A man who had every reason to count only troubles but understood something that allowed him to see past all of his.
From his collection Notes from Underground, he wrote:
”Man only likes to count his troubles; he doesn't calculate his happiness.”Dostoyevsky wrote that in the 19th century. A hundred and fifty years later, neuroscience caught up with him and confirmed every word.
Psychologist Rick Hanson put it this way: the brain is like Velcro for negative experiences and Teflon for positive ones. It isn't a character flaw. It isn't weakness or ingratitude. It's biology.
Our brains evolved to prioritize threats. The amygdala, the brain's threat-detection centre, responds to negative stimuli with roughly twice the neural activation of positive ones.
Hanson describes how negative experiences are instantly registered and intensely stored in what he calls implicit memory, the deep feeling of what it is like to be alive. And that implicit memory bank gets shaded darker and darker by the slowly accumulating residue of negative experiences, while positive ones largely pass through without sticking.
Here's what that means in practical terms. Think about a day where nine things went well and one thing went wrong. Where does your mind go at the end of that day? Where does it go at 2am when you can't sleep? The nine disappear. The one expands until it fills the room. Not because you're pessimistic. Because your brain was built that way.
Researcher John Gottman found that it takes at least five positive interactions to make up for the emotional weight of a single negative one. The deck is structurally stacked against happiness, unless you actively intervene.
And that intervention is exactly what Dostoyevsky is pointing toward. Not toxic positivity. Not pretending the troubles aren't real. But the deliberate, conscious act of calculating your happiness with the same attention you automatically give to your troubles. Counting what went right. Noticing what is already good. Holding the positive long enough for it to actually register.
Hanson's research suggests that for a positive experience to encode into long-term memory, it needs to be held in conscious attention for at least ten to twenty seconds, otherwise it simply disappears. And now with the internet and social media amplifying bad news and and catastrophe from all all around the world it makes things even worse.

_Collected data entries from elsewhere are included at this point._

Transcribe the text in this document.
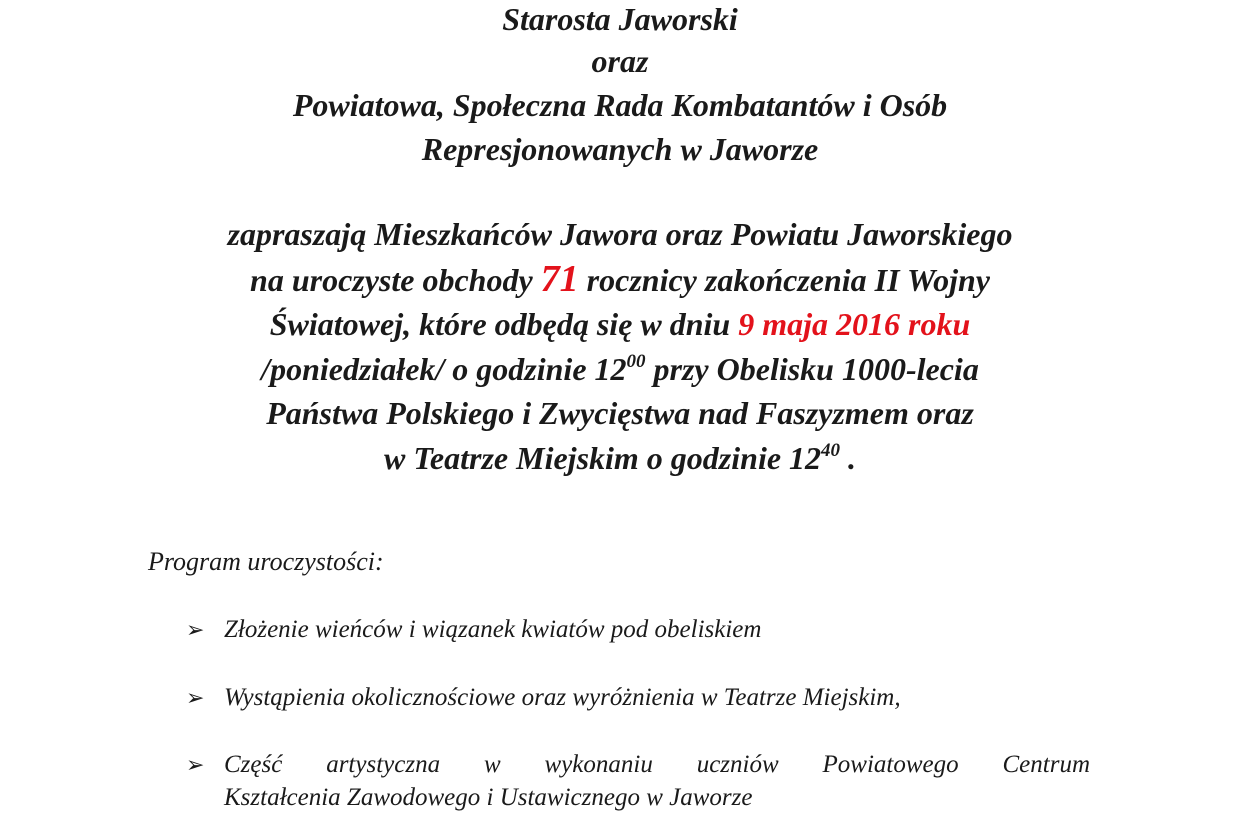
Starosta Jaworski
oraz
Powiatowa, Społeczna Rada Kombatantów i Osób
Represjonowanych w Jaworze
zapraszają Mieszkańców Jawora oraz Powiatu Jaworskiego
na uroczyste obchody 71 rocznicy zakończenia II Wojny
Światowej, które odbędą się w dniu 9 maja 2016 roku
/poniedziałek/ o godzinie $12^{00}$ przy Obelisku 1000-lecia
Państwa Polskiego i Zwycięstwa nad Faszyzmem oraz
w Teatrze Miejskim o godzinie $12^{40}$ .
Program uroczystości:
➢ Złożenie wieńców i wiązanek kwiatów pod obeliskiem
➢ Wystąpienia okolicznościowe oraz wyróżnienia w Teatrze Miejskim,
➢ Część artystyczna w wykonaniu uczniów Powiatowego Centrum
Kształcenia Zawodowego i Ustawicznego w Jaworze
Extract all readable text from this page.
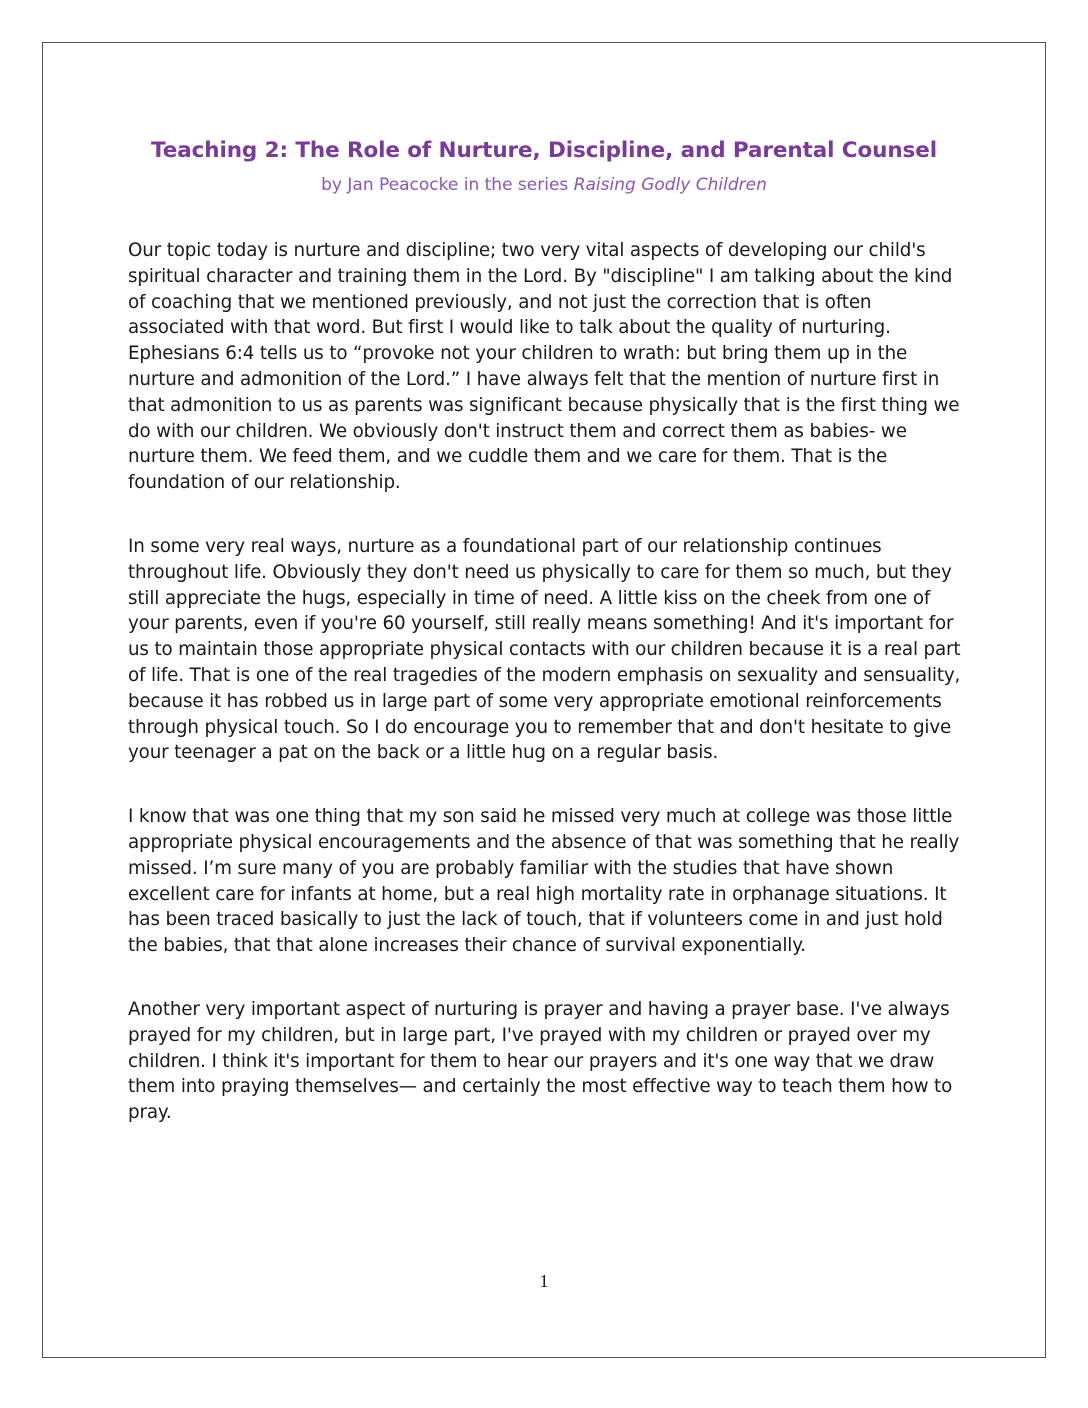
Teaching 2: The Role of Nurture, Discipline, and Parental Counsel
by Jan Peacocke in the series Raising Godly Children

Our topic today is nurture and discipline; two very vital aspects of developing our child's spiritual character and training them in the Lord. By "discipline" I am talking about the kind of coaching that we mentioned previously, and not just the correction that is often associated with that word. But first I would like to talk about the quality of nurturing. Ephesians 6:4 tells us to “provoke not your children to wrath: but bring them up in the nurture and admonition of the Lord.” I have always felt that the mention of nurture first in that admonition to us as parents was significant because physically that is the first thing we do with our children. We obviously don't instruct them and correct them as babies- we nurture them. We feed them, and we cuddle them and we care for them. That is the foundation of our relationship.

In some very real ways, nurture as a foundational part of our relationship continues throughout life. Obviously they don't need us physically to care for them so much, but they still appreciate the hugs, especially in time of need. A little kiss on the cheek from one of your parents, even if you're 60 yourself, still really means something! And it's important for us to maintain those appropriate physical contacts with our children because it is a real part of life. That is one of the real tragedies of the modern emphasis on sexuality and sensuality, because it has robbed us in large part of some very appropriate emotional reinforcements through physical touch. So I do encourage you to remember that and don't hesitate to give your teenager a pat on the back or a little hug on a regular basis.

I know that was one thing that my son said he missed very much at college was those little appropriate physical encouragements and the absence of that was something that he really missed. I’m sure many of you are probably familiar with the studies that have shown excellent care for infants at home, but a real high mortality rate in orphanage situations. It has been traced basically to just the lack of touch, that if volunteers come in and just hold the babies, that that alone increases their chance of survival exponentially.

Another very important aspect of nurturing is prayer and having a prayer base. I've always prayed for my children, but in large part, I've prayed with my children or prayed over my children. I think it's important for them to hear our prayers and it's one way that we draw them into praying themselves— and certainly the most effective way to teach them how to pray.

1
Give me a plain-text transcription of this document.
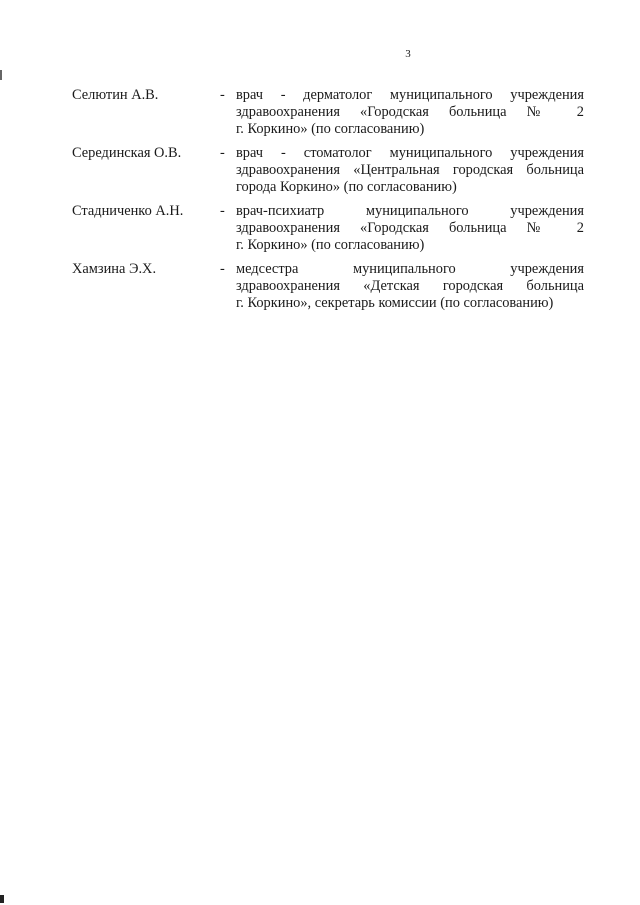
3
Селютин А.В.	- врач - дерматолог муниципального учреждения
здравоохранения «Городская больница № 2
г. Коркино» (по согласованию)
Серединская О.В.	- врач - стоматолог муниципального учреждения
здравоохранения «Центральная городская больница
города Коркино» (по согласованию)
Стадниченко А.Н.	- врач-психиатр муниципального учреждения
здравоохранения «Городская больница № 2
г. Коркино» (по согласованию)
Хамзина Э.Х.	- медсестра муниципального учреждения
здравоохранения «Детская городская больница
г. Коркино», секретарь комиссии (по согласованию)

Because news media knows very well that our brains are wired to pay attention to negative news so that is what they give us. In the attention economy the money is in the doom and gloom.
And that is why I started the Great News podcast and the Daily Quote. To spread the good news and prove that the world is a better place than you might think.
So here's the question: At the end of today, before you fall asleep tonight, what if you spent two minutes calculating your happiness with the same diligence your brain automatically applies to your troubles? Or maybe write it down in a gratitude journal. We've talked about those recently too.Do not deny the hard things. Don't pretend the problems don't exist. But count the other column too, the one your brain skips over by default. The kindness you received. The moment that worked. The small thing that was, quietly, good.
That's it for today. I'm Andrew McGivern and I'll see you in the next one with another Daily Quote.